Bicard se sentit réconforté. Cette voix correspondait-elle à une intuition secrète ? Ou bien la lettre de Kiki avait-elle rendu à Bicard le goût de vivre ? L’ex-roi de Carinthie fut plein d’espoir.

Sur le boulevard, près de son banc, un camelot commençait à dresser une table et un tapis sur lesquels il disposait des verres et des gobelets pleins d’eau. Un produit à détacher, qu’il lançait.

Instantanément le tapis fit naître une idée à Bicard.

Sournoisement, il s’approcha, se mêla aux badauds, et, profitant de l’inattention du camelot, il tira l’étoffe, d’un coup sec.

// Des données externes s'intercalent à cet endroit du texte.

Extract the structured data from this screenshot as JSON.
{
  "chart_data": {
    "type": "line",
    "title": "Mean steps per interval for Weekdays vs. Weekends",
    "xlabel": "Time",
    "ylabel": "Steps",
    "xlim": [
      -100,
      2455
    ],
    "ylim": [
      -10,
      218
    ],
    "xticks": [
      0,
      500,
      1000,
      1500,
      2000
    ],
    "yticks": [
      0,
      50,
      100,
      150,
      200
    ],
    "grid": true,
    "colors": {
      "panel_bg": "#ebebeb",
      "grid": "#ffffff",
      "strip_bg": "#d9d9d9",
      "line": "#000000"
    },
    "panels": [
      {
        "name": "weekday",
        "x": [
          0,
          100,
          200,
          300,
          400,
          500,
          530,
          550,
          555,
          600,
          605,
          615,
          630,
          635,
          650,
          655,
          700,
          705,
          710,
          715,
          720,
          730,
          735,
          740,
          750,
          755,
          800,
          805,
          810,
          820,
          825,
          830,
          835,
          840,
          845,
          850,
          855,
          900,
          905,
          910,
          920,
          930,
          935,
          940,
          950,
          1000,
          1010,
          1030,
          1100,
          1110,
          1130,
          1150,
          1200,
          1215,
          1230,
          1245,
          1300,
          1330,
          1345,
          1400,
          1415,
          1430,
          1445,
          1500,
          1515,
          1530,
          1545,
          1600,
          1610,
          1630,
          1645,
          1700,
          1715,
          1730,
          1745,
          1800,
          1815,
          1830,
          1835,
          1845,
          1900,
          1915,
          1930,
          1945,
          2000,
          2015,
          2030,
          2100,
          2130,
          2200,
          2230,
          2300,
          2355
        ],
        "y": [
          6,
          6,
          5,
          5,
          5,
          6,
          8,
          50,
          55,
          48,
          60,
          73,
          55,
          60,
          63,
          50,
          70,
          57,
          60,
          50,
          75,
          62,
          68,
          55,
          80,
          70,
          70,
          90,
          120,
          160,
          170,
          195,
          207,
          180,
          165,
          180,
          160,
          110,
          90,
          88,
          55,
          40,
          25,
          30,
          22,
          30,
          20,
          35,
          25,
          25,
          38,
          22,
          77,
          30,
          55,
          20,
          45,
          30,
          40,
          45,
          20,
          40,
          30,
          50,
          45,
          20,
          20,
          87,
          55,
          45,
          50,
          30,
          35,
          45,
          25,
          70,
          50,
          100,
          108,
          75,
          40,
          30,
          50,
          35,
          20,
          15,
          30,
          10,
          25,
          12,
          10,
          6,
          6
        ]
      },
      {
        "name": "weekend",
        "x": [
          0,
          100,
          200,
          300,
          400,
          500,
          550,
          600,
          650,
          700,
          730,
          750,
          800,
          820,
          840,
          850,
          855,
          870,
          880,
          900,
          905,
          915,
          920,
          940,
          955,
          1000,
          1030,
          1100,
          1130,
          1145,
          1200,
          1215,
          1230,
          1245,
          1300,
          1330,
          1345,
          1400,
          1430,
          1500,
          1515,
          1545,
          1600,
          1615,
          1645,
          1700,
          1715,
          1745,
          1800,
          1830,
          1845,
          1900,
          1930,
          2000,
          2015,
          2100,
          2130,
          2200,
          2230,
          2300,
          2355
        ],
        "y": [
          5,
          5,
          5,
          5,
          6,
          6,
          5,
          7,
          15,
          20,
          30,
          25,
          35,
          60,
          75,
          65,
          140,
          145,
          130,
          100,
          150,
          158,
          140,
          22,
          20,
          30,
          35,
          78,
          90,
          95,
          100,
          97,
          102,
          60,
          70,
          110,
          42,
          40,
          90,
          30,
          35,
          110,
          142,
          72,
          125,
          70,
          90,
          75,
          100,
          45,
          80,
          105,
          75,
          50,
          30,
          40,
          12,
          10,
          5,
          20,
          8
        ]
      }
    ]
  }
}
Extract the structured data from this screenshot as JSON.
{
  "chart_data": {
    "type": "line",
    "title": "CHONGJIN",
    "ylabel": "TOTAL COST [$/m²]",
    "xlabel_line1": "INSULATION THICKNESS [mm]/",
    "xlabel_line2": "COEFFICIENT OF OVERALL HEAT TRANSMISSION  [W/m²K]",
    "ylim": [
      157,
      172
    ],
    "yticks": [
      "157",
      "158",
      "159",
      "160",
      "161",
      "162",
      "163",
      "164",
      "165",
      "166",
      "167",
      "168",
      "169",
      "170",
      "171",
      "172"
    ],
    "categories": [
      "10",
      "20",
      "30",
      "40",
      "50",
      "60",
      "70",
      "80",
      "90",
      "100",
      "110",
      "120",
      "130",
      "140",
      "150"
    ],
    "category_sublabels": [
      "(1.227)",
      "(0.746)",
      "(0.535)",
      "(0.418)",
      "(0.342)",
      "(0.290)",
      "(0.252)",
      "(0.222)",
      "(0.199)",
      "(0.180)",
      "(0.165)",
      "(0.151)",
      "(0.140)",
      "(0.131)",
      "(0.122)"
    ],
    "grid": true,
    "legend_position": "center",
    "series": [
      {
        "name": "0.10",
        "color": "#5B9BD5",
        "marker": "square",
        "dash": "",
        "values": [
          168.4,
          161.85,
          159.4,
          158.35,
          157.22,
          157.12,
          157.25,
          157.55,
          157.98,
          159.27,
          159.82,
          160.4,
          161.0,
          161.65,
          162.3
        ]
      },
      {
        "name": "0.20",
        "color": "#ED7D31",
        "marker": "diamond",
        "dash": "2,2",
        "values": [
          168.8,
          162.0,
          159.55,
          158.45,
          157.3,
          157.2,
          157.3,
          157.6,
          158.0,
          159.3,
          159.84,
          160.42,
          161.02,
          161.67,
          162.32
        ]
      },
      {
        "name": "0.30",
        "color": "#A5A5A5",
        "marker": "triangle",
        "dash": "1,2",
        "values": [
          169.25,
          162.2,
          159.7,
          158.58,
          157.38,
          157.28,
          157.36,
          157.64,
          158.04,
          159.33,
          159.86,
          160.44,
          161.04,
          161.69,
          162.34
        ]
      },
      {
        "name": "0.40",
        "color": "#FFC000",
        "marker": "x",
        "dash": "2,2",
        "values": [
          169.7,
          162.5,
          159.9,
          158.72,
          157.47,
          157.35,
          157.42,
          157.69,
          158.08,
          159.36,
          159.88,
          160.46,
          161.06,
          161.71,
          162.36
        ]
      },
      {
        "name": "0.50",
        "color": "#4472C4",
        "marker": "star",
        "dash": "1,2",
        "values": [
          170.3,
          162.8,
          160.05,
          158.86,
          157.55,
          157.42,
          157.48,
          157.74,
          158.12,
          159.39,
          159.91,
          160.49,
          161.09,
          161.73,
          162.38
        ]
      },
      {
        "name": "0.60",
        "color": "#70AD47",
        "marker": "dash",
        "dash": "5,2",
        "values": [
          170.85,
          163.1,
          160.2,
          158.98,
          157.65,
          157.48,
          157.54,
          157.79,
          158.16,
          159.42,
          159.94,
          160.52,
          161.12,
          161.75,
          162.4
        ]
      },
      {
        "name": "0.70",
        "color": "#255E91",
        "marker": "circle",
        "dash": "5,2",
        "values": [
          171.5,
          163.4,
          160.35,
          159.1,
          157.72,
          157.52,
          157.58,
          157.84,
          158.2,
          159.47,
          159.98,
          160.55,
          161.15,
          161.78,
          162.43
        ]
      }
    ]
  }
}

— Épatant ! cria le camelot.

Pour la première fois, Bicard venait de réussir le truc de Bussolini. Rien n’avait bougé sur la table.

— Si vous êtes un manipulateur, on pourrait peut-être s’associer, fit le camelot, émerveillé.

Bicard se sentit très fier de lui, la prophétie de la pauvresse était déjà en train de s’accomplir. Tant qu’il avait raté le truc, le sort lui avait été contraire. Peut-être allait-il maintenant connaître des jours meilleurs ?

Mais tandis qu’il recevait les compliments de l’assistance, le Bouif éprouva, tout à coup, un saisissement.

Le Docteur Cagliari venait de se mêler à la foule.

C’était bien la sinistre silhouette, le chapeau, la longue lévite, le sourire perfide et cauteleux de l’Orientaliste.